2016 | Tesis | S2 Ilmu Sejarah

KH. Ahmad Dahlan mendorong murid-murid perempuannya untuk mengenakan penutup kepala yang disebut sebagai kudung. Hal ini dianggap tidak wajar karena kudung masa itu umumnya hanya dikenakan oleh perempuan yang telah melaksanakan ibadah haji. Ajaran untuk menutup kepala dengan kudung ini pada akhirnya menjadi gerakan setelah pendirian Muhammadiyah dan disusul dengan pembentukan bagian Aisyiyah pada tahun 1917. Gerakan kudung di lingkungan Muhammadiyah inilah yang diangkat sebagai topik pembahasan dalam Tesis ini. Data-data didapatkan melalui sumber pustaka. Sumber utama yang digunakan adalah Soeara Aisijah yang terbit antara tahun 1926-1941. Informasi dikumpulkan dari artikel, foto, dan iklan yang ditampilkan dalam majalah ini. Selain dari Soeara Aisjijah, data-data juga diambil dari media cetak sezaman lain dan wawancara. Gerakan kudung dapat dilihat sebagai bentuk politik identitas proyektif. Melalui gerakan kudung, Muhammadiyah mewacanakan konstruksi baru mengenai perempuan Muslim Jawa yang terhormat, bukan lagi perempuan yang hanya berorientasi pada aktivitas rumah tangga. Perempuan yang beraktivitas di ruang publik tetap dapat menjadi terhormat dengan mengenakan kudung. Hal ini dilegitimasi dengan istilah pakaian menurut cara Islam yang dikenakan pada kudung. Dengan adanya kudung sebagai penjamin kehormatan kesempatan perempuan Muslim Jawa untuk terlibat dalam aktivitas publik kemasyarakatan menjadi lebih terbuka.

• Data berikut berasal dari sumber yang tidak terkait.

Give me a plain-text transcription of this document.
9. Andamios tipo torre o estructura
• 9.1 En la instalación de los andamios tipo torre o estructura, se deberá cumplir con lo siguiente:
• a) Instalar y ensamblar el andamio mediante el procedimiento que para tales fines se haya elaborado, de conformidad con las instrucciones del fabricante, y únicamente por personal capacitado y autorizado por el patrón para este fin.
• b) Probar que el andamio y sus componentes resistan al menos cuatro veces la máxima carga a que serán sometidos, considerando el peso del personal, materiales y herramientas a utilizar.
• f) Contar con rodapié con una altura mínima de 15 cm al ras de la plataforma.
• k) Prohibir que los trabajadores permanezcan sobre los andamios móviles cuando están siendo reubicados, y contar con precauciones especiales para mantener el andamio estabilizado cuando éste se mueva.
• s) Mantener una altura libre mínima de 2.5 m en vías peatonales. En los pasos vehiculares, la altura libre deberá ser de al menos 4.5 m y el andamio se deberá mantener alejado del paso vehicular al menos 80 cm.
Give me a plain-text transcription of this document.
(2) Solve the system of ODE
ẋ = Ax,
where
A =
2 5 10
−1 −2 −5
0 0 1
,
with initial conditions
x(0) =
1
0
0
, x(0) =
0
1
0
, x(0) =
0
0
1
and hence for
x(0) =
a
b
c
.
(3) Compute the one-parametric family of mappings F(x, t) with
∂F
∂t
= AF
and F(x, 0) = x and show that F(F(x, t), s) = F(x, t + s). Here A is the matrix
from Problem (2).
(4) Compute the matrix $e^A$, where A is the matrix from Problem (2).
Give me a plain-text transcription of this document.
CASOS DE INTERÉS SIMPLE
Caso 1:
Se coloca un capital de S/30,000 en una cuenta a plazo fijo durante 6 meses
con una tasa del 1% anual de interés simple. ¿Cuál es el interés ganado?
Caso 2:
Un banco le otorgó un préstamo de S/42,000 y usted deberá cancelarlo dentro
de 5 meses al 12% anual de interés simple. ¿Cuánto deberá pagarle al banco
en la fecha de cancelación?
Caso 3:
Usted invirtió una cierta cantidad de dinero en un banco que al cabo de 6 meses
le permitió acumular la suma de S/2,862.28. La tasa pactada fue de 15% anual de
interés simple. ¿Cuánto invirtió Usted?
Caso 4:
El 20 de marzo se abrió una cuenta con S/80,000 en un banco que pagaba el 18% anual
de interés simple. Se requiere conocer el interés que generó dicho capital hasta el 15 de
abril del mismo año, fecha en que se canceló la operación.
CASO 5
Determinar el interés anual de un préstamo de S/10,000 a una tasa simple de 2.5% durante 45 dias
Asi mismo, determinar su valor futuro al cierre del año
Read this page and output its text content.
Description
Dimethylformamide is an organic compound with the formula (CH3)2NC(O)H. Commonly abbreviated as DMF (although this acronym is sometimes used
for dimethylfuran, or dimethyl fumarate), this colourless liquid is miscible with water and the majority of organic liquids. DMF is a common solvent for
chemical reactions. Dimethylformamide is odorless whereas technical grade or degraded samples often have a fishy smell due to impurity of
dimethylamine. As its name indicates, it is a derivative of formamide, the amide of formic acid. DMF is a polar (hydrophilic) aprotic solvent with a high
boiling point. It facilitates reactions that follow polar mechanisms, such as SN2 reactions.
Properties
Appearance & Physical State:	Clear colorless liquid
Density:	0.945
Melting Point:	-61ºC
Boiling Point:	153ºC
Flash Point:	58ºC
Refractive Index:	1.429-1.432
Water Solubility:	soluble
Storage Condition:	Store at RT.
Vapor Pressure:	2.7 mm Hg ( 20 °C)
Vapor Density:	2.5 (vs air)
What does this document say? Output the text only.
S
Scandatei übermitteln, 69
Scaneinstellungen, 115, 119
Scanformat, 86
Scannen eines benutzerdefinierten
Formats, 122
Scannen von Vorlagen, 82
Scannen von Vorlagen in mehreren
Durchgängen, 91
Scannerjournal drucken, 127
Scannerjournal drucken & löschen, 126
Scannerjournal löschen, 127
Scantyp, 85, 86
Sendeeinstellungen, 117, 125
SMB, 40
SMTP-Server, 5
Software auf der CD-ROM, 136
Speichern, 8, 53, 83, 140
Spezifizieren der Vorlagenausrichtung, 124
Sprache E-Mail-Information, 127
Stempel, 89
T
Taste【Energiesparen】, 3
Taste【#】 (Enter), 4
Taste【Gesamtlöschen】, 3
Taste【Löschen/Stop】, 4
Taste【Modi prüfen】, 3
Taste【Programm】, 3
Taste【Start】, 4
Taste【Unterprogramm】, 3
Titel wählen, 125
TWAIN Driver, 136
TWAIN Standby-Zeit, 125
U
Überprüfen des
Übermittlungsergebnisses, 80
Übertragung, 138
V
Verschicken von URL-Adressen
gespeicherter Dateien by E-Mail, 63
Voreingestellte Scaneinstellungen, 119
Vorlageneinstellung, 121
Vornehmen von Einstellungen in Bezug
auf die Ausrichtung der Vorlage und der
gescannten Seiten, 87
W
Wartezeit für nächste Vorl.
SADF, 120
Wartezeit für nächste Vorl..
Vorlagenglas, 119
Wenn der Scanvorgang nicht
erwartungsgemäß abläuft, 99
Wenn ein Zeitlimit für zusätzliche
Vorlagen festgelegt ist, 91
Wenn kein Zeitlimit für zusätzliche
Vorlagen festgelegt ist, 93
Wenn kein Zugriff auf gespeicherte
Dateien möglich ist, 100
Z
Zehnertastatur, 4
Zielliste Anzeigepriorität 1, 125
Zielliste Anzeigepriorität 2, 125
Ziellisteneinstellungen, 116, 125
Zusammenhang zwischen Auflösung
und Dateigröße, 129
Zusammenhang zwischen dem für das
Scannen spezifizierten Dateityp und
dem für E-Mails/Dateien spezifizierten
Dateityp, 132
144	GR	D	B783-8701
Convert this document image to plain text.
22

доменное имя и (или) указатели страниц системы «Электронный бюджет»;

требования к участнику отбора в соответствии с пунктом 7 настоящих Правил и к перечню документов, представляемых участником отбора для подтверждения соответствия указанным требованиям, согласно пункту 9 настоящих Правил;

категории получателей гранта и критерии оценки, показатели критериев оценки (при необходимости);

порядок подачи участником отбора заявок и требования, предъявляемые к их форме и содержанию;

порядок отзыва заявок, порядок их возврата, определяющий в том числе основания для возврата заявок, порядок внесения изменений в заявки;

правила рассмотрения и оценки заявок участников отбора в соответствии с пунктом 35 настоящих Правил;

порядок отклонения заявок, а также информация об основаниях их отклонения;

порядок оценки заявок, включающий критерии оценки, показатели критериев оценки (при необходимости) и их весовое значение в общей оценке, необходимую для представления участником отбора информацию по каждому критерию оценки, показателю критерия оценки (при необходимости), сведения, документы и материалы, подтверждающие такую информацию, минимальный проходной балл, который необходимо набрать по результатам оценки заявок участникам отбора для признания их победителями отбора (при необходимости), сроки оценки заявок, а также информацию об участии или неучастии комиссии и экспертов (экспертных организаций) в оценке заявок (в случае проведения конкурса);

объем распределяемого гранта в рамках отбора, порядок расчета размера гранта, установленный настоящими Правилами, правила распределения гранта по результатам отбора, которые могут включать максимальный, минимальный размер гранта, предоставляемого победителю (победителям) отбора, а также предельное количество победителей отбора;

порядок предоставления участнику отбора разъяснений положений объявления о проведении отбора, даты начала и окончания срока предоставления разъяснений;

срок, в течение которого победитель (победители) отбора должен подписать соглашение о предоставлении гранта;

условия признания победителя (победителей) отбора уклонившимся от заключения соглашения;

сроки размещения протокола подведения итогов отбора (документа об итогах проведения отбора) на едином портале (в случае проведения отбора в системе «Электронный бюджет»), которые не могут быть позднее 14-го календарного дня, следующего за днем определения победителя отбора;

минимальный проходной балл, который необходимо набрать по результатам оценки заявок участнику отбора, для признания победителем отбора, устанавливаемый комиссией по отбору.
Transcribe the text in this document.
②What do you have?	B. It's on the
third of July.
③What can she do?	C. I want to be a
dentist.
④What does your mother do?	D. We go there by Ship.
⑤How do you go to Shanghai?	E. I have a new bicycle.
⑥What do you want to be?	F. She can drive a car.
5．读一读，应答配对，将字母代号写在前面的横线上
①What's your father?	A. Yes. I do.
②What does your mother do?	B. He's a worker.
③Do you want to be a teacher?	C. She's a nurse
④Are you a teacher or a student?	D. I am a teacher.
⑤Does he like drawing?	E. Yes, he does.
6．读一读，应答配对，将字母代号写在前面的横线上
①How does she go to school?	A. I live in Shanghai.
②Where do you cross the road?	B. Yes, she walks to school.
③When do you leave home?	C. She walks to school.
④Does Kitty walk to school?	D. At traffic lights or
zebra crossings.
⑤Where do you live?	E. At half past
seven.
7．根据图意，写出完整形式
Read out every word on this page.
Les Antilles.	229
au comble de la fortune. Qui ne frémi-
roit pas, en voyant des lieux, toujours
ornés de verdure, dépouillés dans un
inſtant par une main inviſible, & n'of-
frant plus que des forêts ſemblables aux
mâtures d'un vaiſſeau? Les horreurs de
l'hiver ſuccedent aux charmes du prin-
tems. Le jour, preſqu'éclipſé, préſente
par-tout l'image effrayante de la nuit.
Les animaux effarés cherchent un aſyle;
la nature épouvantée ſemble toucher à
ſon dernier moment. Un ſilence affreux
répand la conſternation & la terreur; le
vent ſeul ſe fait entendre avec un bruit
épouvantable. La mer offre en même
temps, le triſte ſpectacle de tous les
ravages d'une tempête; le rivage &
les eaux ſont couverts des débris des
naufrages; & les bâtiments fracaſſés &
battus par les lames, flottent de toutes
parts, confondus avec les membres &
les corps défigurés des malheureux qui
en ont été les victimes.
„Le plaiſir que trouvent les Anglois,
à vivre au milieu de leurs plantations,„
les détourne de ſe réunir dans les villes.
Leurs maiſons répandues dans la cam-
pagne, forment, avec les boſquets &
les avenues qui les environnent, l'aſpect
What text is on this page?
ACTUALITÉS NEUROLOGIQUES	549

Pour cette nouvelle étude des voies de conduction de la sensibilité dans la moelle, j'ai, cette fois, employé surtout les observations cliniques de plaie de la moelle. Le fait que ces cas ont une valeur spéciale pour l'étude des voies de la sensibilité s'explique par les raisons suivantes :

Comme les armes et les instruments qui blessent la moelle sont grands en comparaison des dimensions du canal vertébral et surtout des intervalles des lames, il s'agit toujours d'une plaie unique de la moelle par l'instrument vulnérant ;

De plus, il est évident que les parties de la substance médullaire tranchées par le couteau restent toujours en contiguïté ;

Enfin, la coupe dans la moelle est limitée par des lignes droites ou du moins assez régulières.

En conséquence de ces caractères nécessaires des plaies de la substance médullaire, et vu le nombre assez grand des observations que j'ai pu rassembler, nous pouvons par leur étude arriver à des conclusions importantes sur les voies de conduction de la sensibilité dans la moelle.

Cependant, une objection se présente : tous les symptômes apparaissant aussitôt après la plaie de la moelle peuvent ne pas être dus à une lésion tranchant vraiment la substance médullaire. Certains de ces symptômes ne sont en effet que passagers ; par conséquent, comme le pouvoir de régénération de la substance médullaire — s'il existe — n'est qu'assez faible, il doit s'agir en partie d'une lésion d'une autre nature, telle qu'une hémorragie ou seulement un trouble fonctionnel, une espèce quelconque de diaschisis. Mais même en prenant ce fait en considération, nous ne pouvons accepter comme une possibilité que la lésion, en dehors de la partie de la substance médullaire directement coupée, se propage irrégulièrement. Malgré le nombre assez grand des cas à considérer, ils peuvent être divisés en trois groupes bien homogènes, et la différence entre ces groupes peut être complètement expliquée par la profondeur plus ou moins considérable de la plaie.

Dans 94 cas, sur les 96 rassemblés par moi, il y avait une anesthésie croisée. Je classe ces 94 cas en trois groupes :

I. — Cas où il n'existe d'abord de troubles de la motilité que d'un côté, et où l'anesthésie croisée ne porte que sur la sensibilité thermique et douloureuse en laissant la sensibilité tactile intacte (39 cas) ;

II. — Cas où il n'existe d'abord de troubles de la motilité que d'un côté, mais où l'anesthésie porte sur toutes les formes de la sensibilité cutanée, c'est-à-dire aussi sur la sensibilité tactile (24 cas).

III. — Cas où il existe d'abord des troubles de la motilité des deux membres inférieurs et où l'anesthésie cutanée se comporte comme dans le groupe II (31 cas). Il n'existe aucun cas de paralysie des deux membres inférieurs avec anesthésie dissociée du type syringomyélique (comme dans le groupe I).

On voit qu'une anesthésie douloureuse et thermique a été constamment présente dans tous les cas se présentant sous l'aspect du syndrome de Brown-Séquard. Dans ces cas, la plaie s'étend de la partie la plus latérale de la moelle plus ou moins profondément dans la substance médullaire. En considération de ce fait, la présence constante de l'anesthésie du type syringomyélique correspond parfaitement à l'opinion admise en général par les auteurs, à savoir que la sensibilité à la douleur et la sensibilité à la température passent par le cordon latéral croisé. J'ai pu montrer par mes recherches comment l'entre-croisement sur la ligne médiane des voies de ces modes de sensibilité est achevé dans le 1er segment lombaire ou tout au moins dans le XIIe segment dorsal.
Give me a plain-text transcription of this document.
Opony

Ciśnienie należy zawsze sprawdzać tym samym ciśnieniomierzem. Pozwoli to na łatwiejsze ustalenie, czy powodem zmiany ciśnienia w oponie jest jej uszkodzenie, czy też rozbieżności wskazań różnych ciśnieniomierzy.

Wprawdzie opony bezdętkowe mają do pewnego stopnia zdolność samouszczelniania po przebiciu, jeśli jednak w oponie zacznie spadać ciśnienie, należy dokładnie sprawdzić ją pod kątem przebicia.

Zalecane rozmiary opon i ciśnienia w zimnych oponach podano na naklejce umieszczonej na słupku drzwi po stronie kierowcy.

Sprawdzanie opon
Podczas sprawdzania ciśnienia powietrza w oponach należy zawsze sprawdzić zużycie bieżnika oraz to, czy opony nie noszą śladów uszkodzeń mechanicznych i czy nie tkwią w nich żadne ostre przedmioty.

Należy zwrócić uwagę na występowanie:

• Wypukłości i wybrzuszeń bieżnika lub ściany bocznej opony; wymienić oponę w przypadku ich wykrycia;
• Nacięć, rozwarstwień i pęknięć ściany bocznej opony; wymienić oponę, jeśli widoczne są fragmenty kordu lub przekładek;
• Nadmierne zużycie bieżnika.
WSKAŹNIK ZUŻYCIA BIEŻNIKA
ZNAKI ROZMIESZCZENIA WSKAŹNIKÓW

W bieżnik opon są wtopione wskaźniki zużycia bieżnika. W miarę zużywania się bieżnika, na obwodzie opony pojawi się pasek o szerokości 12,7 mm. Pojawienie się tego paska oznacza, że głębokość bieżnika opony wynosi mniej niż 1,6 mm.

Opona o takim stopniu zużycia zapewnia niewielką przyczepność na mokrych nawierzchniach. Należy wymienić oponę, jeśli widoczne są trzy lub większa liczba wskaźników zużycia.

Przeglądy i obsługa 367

KH. Ahmad Dahlan encourages his female students to wear a head covering called kudung. While at that time, kudung normally worn only by women who had done Hajj. Lesson to cover the head with kudung eventually became a movement after the founding of Muhammadiyah in 1912, followed by the forming of women section called Aisyiyah in 1917. The movement of kudung wearing in Muhammadiyah environment will be the topic of this thesis. This research data obtained from literature sources. The main source is Soeara Aisijah magazine published between the years 1926-1941. Information collected from articles, photos and advertisements shown in this magazine. Aside from Soeara Aisjijah, data were also collected from other printed media and interview. From the research, can be concluded that the veiling suggestion conducted by Muhammadiyah until 1942 has passed through three phases. First, the suggestion conducted by K.H. Ahmad Dahlan to his student, and continued by Muhammadiyah in Yogyakarta. In this phase the veiling suggested for organizational regeneration. Second, the issuance of official regulation that ordering the dress code considered to be correct for Muslim women. In this phase veiling become the identity of Muhammadiyah. Third, the phase where there are efforts to put veiling practice in the fashion world. It started with the launching of kudung "boenga seriboemanis" in 1939.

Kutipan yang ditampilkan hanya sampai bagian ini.